In the last years, individuals’ location is being continuously captured from mobile devices. Such a location data is an important foundation for the learning of individuals’ location behavior, which can serve as indication for their lifestyle as well as other behavioral features. The most common way to represent a person`s location pattern is by a sequence (trajectory) of locations that the person visits in given time frames.
In this work we focused on the task of clustering mobile phone users based on their semantic as well as geographical location distribution. When using semantic locations instead of geographical points, clusters of users can represent, for example, similar behavior of users regardless to their actual location. Therefore, we can identify people with the same lifestyle even when they live in different cities. Most works in this field of research use sequence alignment methods (such as Hamming distance and Longest Common Subsequence) on a deterministic framework (which indicates a simple trajectory of the user), although users might follow more complicated behavioral patterns.

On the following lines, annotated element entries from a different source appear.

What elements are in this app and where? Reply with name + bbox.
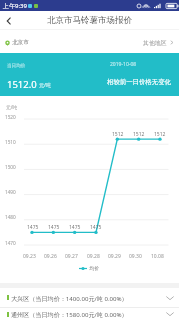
staticText: 1510 (5, 139, 16, 145)
staticText: 相较前一日价格无变化 (107, 78, 171, 86)
staticText: 元/吨 (39, 82, 51, 89)
staticText: 上午9:39 (3, 2, 27, 10)
staticText: 09.23 (23, 253, 36, 260)
staticText: 1470 (5, 240, 16, 246)
staticText: 1512.0 (7, 78, 37, 91)
staticText: 1512 (133, 131, 145, 138)
button[interactable]: 其他地区 (138, 35, 179, 50)
staticText: 1480 (5, 214, 16, 220)
staticText: 1520 (5, 114, 16, 120)
staticText: 1490 (5, 189, 16, 195)
staticText: 元/吨 (6, 104, 18, 110)
staticText: 09.26 (44, 253, 57, 260)
staticText: 1512 (154, 131, 166, 138)
staticText: 通州区（当日均价：1580.00元/吨 0.00%） (11, 310, 128, 318)
button[interactable]: 北京市 (0, 35, 34, 50)
staticText: 09.28 (87, 253, 100, 260)
staticText: 当日均价 (7, 63, 26, 69)
staticText: 2019-10-08 (110, 61, 137, 68)
staticText: 1500 (5, 164, 16, 170)
staticText: 1475 (48, 224, 60, 231)
staticText: 1475 (69, 224, 81, 231)
button[interactable]: 通州区（当日均价：1580.00元/吨 0.00%） (0, 308, 179, 320)
staticText: 大兴区（当日均价：1400.00元/吨 0.00%） (11, 294, 128, 302)
button[interactable]: 大兴区（当日均价：1400.00元/吨 0.00%） (0, 288, 179, 307)
button[interactable]: 返回 (0, 12, 17, 29)
staticText: 09.30 (129, 253, 142, 260)
staticText: 1475 (27, 224, 39, 231)
staticText: 其他地区 (143, 39, 167, 46)
staticText: 均价 (89, 265, 99, 271)
staticText: 09.29 (108, 253, 121, 260)
staticText: 1512 (112, 131, 124, 138)
staticText: 北京市马铃薯市场报价 (47, 15, 132, 26)
staticText: 1475 (90, 224, 102, 231)
staticText: 北京市 (12, 39, 29, 46)
staticText: 10.08 (151, 253, 164, 260)
staticText: 09.27 (65, 253, 78, 260)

The research objective is to cluster users based on a probabilistic profiling that will represent complex mobility behavior. One way to do so is to profile the individual`s behavior by a Markovian models. With this model we are able to capture the relationship between different time intervals in the user’s trajectory. When using a probabilistic profiling, the distance between two users is evaluated as a distance between two distributions. We used measures from the field of information theory, such as the Kullback-Leibler divergence, applied various clustering methods (K-medoids, Hierarchical clustering, Spectral clustering and DBSCAN) and used internal validation indices in order to find the most suitable clustering to various applications. The used data is real and based on unique dataset.